The callbacks to the boost::asio::async* functions are called whenever, cancel or close is called on the relevant timer or socket. Normally you would just make the appropriate cancel/close calls in the destructor using Stroustrup's beloved RAII pattern; job done.

However, the destructor won't be called when the owner deletes the object, because the callbacks still hold copies of the shared_ptrs and so their use_count will be greater than zero, resulting in a resource leak. The leak can be avoided by making the appropriate cancel/close calls prior to deleting the object. But it’s not as fool-proof as using RAII and making the cancel/close calls in the destructor. Ensuring that the resources are always freed, even in the presence of exceptions.

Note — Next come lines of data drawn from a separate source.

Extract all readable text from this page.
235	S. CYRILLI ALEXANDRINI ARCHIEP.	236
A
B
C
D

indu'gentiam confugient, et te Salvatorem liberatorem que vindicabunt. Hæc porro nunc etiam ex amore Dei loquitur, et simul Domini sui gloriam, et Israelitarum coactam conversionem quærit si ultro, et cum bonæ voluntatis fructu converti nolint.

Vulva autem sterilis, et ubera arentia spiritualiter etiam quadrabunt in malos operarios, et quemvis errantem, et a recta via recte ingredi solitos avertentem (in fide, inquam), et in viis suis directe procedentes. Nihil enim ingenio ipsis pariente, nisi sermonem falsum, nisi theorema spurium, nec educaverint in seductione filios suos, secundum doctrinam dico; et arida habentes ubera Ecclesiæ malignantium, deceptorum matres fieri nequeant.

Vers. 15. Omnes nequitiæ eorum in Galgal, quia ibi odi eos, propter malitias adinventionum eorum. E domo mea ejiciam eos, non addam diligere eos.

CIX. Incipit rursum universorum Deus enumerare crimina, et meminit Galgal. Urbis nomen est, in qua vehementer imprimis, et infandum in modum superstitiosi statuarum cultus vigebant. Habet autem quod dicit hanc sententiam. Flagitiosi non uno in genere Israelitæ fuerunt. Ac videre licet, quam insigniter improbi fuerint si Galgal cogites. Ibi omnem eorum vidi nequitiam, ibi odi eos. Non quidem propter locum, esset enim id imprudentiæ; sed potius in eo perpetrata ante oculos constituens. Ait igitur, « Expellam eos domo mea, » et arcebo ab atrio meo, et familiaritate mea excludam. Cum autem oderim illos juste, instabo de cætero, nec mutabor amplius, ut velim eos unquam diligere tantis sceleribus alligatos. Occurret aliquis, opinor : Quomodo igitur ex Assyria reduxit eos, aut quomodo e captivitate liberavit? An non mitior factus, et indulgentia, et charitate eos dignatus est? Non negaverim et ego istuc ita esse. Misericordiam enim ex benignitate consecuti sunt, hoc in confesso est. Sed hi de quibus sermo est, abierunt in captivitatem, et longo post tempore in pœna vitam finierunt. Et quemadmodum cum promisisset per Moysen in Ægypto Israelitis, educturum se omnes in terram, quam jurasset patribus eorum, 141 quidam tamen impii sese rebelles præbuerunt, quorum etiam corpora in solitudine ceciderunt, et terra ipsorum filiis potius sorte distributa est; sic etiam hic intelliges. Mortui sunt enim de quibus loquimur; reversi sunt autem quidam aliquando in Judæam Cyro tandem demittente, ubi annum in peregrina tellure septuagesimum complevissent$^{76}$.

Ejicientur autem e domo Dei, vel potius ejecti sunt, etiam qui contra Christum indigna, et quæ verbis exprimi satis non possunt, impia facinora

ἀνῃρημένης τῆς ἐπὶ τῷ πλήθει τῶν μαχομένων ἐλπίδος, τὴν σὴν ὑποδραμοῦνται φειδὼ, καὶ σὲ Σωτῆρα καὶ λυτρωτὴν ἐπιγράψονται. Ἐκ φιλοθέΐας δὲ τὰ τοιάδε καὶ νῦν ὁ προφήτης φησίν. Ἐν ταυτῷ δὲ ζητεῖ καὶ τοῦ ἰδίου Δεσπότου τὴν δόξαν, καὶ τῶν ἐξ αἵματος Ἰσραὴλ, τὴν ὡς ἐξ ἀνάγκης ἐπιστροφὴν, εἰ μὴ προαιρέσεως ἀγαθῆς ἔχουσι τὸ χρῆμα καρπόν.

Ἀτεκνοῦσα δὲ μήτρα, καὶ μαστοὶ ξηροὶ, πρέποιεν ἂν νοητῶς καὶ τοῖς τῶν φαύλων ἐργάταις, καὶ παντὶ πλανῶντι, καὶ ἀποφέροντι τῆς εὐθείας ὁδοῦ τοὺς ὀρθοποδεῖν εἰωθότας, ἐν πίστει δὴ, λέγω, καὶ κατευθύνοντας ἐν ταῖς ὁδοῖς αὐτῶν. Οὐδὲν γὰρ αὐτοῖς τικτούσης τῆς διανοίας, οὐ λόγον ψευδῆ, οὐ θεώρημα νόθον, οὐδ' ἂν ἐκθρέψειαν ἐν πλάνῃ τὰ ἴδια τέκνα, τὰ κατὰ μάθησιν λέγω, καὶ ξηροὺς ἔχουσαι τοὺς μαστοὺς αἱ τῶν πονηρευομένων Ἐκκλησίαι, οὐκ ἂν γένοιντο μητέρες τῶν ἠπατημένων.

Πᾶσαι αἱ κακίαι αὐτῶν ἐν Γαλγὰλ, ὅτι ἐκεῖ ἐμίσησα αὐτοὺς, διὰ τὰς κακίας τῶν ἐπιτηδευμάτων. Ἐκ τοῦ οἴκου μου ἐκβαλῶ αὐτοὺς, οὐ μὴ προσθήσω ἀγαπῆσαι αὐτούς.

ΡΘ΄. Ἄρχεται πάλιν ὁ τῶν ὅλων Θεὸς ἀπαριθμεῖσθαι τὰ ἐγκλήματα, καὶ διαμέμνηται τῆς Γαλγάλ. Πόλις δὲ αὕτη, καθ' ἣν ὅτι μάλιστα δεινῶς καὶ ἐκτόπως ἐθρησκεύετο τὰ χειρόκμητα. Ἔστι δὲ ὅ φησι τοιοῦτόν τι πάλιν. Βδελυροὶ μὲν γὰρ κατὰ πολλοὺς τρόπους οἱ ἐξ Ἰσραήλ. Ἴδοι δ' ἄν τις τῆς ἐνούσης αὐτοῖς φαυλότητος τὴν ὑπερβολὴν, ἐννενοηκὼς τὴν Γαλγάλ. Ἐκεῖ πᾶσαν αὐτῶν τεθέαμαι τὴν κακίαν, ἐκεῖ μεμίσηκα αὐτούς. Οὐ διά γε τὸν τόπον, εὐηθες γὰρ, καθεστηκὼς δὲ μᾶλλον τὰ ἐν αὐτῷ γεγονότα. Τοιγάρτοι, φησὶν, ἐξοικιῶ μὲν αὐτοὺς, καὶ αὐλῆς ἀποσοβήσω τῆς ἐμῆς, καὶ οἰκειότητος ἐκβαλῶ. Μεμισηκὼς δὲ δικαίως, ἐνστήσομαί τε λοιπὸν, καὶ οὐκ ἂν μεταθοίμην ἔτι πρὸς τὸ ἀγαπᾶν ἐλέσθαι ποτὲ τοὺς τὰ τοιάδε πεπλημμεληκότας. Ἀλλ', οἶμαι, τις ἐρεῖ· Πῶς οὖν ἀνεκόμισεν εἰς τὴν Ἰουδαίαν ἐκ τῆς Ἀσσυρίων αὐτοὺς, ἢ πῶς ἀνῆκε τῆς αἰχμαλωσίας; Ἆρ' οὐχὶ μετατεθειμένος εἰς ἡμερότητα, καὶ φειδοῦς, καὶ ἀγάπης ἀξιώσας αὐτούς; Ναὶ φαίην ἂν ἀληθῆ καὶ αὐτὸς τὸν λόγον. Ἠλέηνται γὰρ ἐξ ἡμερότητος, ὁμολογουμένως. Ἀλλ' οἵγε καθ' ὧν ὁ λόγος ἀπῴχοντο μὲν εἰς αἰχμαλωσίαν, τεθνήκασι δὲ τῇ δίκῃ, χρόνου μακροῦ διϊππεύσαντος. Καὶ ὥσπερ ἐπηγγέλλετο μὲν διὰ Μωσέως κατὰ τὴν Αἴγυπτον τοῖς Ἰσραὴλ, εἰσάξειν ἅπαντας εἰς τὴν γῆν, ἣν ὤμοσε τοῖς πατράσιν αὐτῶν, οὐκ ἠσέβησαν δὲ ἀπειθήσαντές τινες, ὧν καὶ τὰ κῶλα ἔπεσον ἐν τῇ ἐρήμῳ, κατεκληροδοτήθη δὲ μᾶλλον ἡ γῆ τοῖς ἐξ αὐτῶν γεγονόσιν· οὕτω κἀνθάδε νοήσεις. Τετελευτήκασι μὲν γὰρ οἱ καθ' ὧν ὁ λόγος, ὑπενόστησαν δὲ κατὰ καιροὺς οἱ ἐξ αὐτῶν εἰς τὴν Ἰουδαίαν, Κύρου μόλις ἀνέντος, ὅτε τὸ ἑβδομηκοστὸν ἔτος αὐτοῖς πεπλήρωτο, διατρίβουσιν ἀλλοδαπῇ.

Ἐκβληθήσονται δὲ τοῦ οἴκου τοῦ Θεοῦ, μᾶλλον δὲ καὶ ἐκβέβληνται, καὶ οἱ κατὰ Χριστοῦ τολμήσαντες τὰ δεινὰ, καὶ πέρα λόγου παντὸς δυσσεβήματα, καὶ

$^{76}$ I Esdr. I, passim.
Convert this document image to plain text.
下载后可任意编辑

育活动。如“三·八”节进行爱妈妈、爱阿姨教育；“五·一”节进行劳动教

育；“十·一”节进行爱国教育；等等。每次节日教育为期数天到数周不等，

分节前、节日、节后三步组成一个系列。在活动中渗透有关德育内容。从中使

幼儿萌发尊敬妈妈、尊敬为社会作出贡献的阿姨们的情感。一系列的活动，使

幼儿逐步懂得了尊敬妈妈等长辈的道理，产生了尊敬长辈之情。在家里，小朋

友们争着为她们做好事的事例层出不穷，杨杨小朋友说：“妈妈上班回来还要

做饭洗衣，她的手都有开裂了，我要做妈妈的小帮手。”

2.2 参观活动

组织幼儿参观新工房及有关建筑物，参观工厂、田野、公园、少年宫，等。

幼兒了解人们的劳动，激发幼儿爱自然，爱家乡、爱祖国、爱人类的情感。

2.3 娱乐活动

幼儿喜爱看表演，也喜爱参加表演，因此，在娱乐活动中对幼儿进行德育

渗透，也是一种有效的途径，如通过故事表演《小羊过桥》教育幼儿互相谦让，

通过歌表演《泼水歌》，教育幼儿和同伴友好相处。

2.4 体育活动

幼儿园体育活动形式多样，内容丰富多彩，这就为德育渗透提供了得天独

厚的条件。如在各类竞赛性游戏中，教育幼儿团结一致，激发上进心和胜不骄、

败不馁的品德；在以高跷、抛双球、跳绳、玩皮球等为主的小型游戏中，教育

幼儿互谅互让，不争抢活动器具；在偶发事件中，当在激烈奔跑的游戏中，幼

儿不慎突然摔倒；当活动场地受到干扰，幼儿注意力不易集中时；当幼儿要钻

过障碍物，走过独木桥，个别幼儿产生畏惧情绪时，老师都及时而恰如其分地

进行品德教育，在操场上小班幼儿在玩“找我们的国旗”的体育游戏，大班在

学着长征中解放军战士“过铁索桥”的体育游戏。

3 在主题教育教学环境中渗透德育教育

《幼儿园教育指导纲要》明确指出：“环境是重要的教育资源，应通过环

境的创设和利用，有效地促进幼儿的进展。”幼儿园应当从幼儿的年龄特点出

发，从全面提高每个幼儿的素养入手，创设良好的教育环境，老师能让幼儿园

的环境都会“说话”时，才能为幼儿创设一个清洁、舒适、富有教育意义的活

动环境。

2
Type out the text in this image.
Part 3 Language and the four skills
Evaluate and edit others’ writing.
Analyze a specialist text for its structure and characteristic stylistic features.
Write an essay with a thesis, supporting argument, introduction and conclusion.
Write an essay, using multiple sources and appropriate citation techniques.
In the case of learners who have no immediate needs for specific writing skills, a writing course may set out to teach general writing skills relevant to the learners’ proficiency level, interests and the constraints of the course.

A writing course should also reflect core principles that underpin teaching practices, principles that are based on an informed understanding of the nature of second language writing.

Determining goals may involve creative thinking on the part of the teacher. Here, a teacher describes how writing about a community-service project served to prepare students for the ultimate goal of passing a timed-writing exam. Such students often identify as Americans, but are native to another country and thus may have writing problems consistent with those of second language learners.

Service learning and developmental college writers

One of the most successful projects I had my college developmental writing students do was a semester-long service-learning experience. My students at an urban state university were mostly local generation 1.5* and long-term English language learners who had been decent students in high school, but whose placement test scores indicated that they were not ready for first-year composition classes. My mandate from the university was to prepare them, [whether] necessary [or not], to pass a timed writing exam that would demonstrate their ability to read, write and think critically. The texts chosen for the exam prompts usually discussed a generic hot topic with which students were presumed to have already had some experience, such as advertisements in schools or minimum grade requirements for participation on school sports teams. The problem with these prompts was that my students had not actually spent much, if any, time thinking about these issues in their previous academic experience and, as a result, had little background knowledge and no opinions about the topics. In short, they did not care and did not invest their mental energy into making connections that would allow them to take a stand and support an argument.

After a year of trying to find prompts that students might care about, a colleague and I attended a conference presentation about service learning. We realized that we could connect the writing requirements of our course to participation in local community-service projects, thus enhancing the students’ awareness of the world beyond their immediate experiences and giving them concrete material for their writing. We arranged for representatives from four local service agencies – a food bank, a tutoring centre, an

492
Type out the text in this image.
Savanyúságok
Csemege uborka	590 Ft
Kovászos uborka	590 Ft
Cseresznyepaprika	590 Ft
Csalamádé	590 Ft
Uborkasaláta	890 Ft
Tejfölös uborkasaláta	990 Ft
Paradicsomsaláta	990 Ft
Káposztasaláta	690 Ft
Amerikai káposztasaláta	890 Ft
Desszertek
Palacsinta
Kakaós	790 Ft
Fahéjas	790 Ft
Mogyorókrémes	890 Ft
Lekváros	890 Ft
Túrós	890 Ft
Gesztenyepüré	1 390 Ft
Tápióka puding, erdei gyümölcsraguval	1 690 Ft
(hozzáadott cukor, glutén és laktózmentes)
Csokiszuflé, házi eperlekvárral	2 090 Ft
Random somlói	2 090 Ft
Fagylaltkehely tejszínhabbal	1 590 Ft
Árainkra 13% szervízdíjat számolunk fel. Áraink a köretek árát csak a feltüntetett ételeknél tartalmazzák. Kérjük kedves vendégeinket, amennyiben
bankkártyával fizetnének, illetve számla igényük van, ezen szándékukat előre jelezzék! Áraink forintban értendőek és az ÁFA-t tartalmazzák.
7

An RAII conforming pattern is to use static functions for callbacks and pass a weak_ptr to boost::bind when registering the callback function as in the example below:

class Connection : public boost::enable_shared_from_this<Connection>
{
  boost::asio::ip::tcp::socket socket_;
  boost::asio::strand  strand_;
  /// shared pointer to a buffer, so that the buffer may outlive the Connection 
  boost::shared_ptr<std::vector<char> > read_buffer_;

  void read_handler(boost::system::error_code const& error,
                    size_t bytes_transferred)
  {
    // process the read event as usual
  }

  /// Static callback function.
  /// It ensures that the object still exists and the event is valid
  /// before calling the read handler.
  static void read_callback(boost::weak_ptr<Connection> ptr,
                            boost::system::error_code const& error,
                            size_t bytes_transferred,
                            boost::shared_ptr<std::vector<char> > /* read_buffer */)
  {
    boost::shared_ptr<Connection> pointer(ptr.lock());
    if (pointer && (boost::asio::error::operation_aborted != error))
      pointer->read_handler(error, bytes_transferred);
  }

  /// Private constructor to ensure the class is created as a shared_ptr.
  explicit Connection(boost::asio::io_service& io_service) :
    socket_(io_service),
    strand_(io_service),
    read_buffer_(new std::vector<char>())
  {}

public:

  /// Factory method to create an instance of this class.
  static boost::shared_ptr<Connection> create(boost::asio::io_service& io_service)
  { return boost::shared_ptr<Connection>(new Connection(io_service)); }

  /// Destructor, closes the socket to cancel the read callback (by
  /// calling it with error = boost::asio::error::operation_aborted) and
  /// free the weak_ptr held by the call to bind in the Receive function.
  ~Connection()
  { socket_.close(); }

  /// Convert the shared_ptr to a weak_ptr in the call to bind
  void Receive()
  {
    boost::asio::async_read(socket_, boost::asio::buffer(read_buffer_),
          strand_.wrap(boost::bind(&Connection::read_callback,
                       boost::weak_ptr<Connection>(shared_from_this()),
                       boost::asio::placeholders::error,
                       boost::asio::placeholders::bytes_transferred,
                       read_buffer_)));
  }
};

Note: the read_buffer_ is stored as a shared_ptr in the Connection class and passed to the read_callback function as a shared_ptr.

This is to ensure that where multiple io_services are run in separate tasks, the read_buffer_ is not deleted until after the other tasks have completed, i.e. when the read_callback function has been called.